Dr. Heath began the session with a look at how the professional needs of the future are shaping today’s education—or should be. Generation Z, those born after 1996, is constantly connected with smartphones and social media, Dr. Heath said, and they expect constant feedback. This makes these students uniquely qualified to care for patients of the future who expect the same kind of communication and convenience such connectivity often provides.

As for schools of optometry themselves, accreditation standards are making it harder than ever for colleges of optometry to stay competitive. New accreditation rules mean at least 80% of the entering students must be licensed to practice optometry or pass all three parts of the NBEO or the equivalent Canadian registration examination—all within six years of initial matriculation.
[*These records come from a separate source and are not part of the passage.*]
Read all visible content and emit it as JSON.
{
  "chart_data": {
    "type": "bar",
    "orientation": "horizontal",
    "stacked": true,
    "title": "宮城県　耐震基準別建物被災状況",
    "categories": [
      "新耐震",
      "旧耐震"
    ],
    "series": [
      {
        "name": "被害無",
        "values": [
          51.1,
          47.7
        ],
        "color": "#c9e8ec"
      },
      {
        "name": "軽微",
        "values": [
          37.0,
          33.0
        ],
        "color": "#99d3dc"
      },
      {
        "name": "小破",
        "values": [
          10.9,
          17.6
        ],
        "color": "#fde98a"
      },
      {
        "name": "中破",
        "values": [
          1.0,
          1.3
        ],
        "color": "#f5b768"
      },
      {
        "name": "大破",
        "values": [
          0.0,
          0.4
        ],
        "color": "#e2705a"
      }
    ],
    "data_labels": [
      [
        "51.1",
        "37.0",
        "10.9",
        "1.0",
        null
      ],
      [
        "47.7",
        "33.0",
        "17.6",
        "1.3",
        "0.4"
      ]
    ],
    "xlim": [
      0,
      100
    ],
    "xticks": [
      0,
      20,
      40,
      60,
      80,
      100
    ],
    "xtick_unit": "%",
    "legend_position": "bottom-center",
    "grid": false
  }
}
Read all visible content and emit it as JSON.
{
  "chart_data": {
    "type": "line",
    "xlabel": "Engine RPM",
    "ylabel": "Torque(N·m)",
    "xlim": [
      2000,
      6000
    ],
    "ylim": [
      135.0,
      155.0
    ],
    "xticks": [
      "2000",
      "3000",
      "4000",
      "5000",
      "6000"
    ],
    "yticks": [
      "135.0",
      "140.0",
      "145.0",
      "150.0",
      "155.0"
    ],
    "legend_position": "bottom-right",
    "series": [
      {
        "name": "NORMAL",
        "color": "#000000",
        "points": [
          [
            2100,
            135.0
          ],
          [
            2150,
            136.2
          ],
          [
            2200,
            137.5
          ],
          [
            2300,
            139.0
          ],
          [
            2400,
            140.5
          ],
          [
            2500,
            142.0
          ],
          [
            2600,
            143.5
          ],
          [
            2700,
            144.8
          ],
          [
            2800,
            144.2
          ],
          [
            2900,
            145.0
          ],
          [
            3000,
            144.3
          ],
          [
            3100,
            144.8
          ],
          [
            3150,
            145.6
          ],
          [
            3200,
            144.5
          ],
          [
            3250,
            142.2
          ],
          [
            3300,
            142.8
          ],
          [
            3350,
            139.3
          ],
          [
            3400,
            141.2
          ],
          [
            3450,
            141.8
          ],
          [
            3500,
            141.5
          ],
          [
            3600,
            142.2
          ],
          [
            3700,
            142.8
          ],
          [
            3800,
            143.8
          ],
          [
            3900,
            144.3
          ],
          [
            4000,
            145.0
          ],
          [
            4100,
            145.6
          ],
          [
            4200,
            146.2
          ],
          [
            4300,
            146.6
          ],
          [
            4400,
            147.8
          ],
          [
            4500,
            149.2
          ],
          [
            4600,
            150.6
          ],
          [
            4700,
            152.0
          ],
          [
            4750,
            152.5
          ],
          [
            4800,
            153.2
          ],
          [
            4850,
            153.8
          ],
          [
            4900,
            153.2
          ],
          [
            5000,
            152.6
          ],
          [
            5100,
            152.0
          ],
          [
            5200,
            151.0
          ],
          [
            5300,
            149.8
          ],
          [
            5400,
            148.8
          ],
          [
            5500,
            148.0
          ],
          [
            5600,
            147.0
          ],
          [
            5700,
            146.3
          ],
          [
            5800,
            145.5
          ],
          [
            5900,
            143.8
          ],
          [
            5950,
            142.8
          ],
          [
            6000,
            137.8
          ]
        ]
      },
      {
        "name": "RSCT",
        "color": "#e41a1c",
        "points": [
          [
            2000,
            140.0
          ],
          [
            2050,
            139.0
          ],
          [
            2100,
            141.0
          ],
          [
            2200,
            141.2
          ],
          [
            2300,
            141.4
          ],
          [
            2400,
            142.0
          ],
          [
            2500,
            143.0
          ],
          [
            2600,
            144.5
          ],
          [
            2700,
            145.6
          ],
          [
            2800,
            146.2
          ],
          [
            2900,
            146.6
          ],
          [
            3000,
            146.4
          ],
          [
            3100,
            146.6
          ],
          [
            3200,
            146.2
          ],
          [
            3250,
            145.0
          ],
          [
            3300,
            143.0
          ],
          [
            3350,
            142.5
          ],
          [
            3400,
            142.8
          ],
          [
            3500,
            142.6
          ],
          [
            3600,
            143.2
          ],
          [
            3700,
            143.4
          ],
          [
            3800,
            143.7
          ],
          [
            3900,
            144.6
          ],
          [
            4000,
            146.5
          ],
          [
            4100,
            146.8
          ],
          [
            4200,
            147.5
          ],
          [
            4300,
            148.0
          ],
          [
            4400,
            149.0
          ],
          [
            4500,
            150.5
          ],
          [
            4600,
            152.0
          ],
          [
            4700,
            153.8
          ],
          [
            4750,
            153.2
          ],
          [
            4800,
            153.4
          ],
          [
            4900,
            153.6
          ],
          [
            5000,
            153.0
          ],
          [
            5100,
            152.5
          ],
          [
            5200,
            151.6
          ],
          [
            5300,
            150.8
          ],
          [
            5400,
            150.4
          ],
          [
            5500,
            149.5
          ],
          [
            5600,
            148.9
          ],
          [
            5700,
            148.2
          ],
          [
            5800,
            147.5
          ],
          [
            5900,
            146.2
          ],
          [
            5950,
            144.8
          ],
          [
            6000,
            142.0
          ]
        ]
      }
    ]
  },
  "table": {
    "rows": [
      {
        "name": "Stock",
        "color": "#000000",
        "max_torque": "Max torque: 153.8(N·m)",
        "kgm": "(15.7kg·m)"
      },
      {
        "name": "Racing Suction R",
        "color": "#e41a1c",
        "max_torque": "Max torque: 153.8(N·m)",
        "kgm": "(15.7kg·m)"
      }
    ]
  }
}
And while everyone is squabbling about whether there are too many optometry schools, bigger concerns are looming.

“We should be more concerned about maintaining the vitality and quality of our profession,” Dr. Heath said. But most of all, “we should be more concerned about understanding and preparing for the future of the health care delivery system and we need to be leaders within the fourth industrial revolution.”

Vast changes are hitting OD practices almost daily, and it’s going to take energetic practitioners to stay afloat. Connectivity with health information exchanges and big data, expanding and enhancing scope of practice and the advent of telemedicine are just a few advances for which ODs must prepare.

Dr. Heath concluded it is necessary for optometry to prepare clinical practice for this fourth revolution and the influx of superintelligence—and optometric education needs to up its game to properly prepare students for the high-tech road ahead.